Business regulation in Montenegro is mostly liberal. However, inconsistent implementation followed by partiality of government officials pose obstacles to a better business environment. Starting a business is relatively easy and without cost or paid in minimum capital. However, obtaining a construction permit or getting electricity is much more complicated, with long procedures and very high costs, due to inefficiencies within municipalities and the public-owned electric company EPCG. Tax procedures are overly complicated, mostly due to VAT compliance rules, although with a relatively low number of annual payments. Although electronic system of payments for labour taxes was introduced, it is still expected to provide its full benefits. Corruption among government officials is also
present. Poor state of infrastructure as well as policy instability are cited as the most important obstacles to a better business environment. Rigidities within the labour code further exacerbate this situation: maximum length of fixed term contracts is set to just 24 months and severance pay is increasing with years in tenure, favouring more seasoned workers. However, working hours are mostly flexible. Centralized collective bargaining, although prevalent in some industries, is mostly restricted to public sector.

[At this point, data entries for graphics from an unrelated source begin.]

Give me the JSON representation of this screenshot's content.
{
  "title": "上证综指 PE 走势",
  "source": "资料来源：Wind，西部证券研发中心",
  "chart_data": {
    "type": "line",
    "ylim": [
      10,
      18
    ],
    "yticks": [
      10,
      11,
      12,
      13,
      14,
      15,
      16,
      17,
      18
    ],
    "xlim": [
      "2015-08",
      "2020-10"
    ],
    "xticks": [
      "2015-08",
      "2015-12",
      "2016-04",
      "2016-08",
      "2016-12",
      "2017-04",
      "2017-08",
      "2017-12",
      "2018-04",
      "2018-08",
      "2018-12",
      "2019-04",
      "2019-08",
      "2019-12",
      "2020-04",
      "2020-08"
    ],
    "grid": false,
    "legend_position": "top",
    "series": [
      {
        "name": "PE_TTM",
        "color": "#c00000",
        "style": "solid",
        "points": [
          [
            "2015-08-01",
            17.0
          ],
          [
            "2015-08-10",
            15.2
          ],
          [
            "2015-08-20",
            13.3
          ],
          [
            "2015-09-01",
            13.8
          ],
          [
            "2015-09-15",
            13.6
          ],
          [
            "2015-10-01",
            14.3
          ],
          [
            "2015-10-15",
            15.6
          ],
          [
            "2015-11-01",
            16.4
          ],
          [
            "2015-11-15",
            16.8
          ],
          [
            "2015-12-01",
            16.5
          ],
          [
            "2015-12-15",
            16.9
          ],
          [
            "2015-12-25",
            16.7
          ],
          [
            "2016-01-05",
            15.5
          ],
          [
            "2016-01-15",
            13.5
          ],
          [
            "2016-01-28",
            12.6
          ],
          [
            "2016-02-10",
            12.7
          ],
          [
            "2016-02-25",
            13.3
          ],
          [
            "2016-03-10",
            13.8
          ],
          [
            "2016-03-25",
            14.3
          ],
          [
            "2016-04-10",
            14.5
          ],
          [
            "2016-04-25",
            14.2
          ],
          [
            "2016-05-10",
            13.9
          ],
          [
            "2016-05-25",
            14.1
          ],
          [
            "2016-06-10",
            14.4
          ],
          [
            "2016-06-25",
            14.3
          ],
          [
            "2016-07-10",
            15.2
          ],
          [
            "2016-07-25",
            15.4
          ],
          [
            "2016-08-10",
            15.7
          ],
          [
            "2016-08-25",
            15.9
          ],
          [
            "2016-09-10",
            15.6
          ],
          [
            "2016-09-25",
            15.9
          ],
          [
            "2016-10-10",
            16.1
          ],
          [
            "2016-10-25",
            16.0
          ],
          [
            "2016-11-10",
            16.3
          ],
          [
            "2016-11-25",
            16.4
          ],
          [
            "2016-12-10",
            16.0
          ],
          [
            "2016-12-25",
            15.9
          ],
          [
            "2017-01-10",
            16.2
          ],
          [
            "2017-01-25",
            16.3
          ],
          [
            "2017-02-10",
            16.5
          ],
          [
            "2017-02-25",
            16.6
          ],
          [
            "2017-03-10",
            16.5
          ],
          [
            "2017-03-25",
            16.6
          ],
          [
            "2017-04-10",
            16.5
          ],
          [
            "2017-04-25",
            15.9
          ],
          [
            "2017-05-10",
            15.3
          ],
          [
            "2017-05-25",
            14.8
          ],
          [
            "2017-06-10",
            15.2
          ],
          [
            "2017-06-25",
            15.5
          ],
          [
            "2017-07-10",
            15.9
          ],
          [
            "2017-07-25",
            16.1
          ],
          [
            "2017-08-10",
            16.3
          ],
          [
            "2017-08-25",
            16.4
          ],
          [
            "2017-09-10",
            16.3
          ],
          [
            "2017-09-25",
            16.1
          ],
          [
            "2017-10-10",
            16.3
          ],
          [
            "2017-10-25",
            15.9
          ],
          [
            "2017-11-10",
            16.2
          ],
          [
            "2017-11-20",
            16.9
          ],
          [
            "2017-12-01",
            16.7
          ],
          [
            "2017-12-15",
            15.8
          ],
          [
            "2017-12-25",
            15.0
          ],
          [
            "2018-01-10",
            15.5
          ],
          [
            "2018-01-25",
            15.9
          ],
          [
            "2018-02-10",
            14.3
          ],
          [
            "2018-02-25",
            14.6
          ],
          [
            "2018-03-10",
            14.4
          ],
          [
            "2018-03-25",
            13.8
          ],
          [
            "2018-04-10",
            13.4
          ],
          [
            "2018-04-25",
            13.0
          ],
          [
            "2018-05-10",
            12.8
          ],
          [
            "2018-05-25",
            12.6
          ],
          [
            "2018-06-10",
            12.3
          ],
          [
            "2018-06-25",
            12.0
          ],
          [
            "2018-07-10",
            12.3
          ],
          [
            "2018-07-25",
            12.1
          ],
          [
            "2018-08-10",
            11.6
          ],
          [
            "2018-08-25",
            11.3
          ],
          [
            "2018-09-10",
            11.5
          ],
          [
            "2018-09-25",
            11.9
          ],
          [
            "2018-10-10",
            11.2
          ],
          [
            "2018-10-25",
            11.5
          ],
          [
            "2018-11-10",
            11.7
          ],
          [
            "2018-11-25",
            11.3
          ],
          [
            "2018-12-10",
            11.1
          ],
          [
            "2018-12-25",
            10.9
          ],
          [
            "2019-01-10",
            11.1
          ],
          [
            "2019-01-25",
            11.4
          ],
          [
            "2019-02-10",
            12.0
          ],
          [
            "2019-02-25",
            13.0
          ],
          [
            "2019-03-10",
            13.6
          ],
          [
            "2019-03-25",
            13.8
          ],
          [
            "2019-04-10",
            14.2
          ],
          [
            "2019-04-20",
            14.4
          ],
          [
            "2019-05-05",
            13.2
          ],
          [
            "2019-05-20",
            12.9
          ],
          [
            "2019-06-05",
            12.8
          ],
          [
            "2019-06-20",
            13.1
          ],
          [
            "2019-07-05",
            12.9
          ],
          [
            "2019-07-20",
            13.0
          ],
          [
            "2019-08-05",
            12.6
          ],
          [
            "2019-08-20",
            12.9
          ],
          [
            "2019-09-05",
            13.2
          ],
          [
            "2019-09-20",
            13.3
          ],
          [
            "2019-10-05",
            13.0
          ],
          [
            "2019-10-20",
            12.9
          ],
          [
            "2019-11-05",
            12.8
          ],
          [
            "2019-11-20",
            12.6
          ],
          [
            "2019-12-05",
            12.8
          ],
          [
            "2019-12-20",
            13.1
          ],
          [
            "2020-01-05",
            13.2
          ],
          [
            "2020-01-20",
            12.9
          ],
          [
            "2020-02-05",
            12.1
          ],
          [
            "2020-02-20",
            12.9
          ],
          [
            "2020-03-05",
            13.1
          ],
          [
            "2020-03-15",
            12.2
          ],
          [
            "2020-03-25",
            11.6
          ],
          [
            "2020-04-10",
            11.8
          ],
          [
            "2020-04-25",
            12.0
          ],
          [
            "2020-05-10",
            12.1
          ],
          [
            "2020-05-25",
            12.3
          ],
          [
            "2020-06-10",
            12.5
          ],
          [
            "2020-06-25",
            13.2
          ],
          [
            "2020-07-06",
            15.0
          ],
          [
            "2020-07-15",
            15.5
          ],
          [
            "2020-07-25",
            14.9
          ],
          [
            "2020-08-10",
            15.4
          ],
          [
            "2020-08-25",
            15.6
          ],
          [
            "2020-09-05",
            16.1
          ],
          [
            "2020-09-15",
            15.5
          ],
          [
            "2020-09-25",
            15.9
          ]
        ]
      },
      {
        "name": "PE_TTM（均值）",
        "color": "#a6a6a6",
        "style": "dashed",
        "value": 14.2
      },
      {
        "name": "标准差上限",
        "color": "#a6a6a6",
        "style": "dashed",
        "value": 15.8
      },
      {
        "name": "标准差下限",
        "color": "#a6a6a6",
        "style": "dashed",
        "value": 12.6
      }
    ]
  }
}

Free trade is mostly upheld in Montenegro. For such a small economy, international cooperation and specialization is very important for development and growth. Montenegro has been a member of the World Trade Organization (WTO) since 2012, leading to a more favourable trade arrangements. It is a member of CEFTA since 2007, which facilitates trade arrangements with its Balkan neighbours, while trade relations with the EU are outlined by the Stabilization and Accession Agreement that came to force in 2010. Tariffs are low, with the mean applied rate of 4.3%. The most important trade partners are the EU countries and countries of the region - most notably Serbia, Bosnia and Croatia. Montenegro, although it is neither an EU member state nor a Eurozone member, unilaterally adopted the euro,
which enhances international trade by eliminating exchange rate risks and other currency exchange costs. However, bureaucracy procedures and compliance with border documents are very expensive, serving as non-tariff trade barriers. Bad transportation infrastructure - including roads, ports and especially railroads - hinders free trade, increasing costs of both imports and exports. Recently, the procedures for hiring foreign workers have been simplified, but direct quotas for foreign workers were introduced by the new Law on Employment of Nonresidents (15000 ordinary worker permits and 3000 for capital projects) which strongly affected the tourism industry that was relying on foreign workers.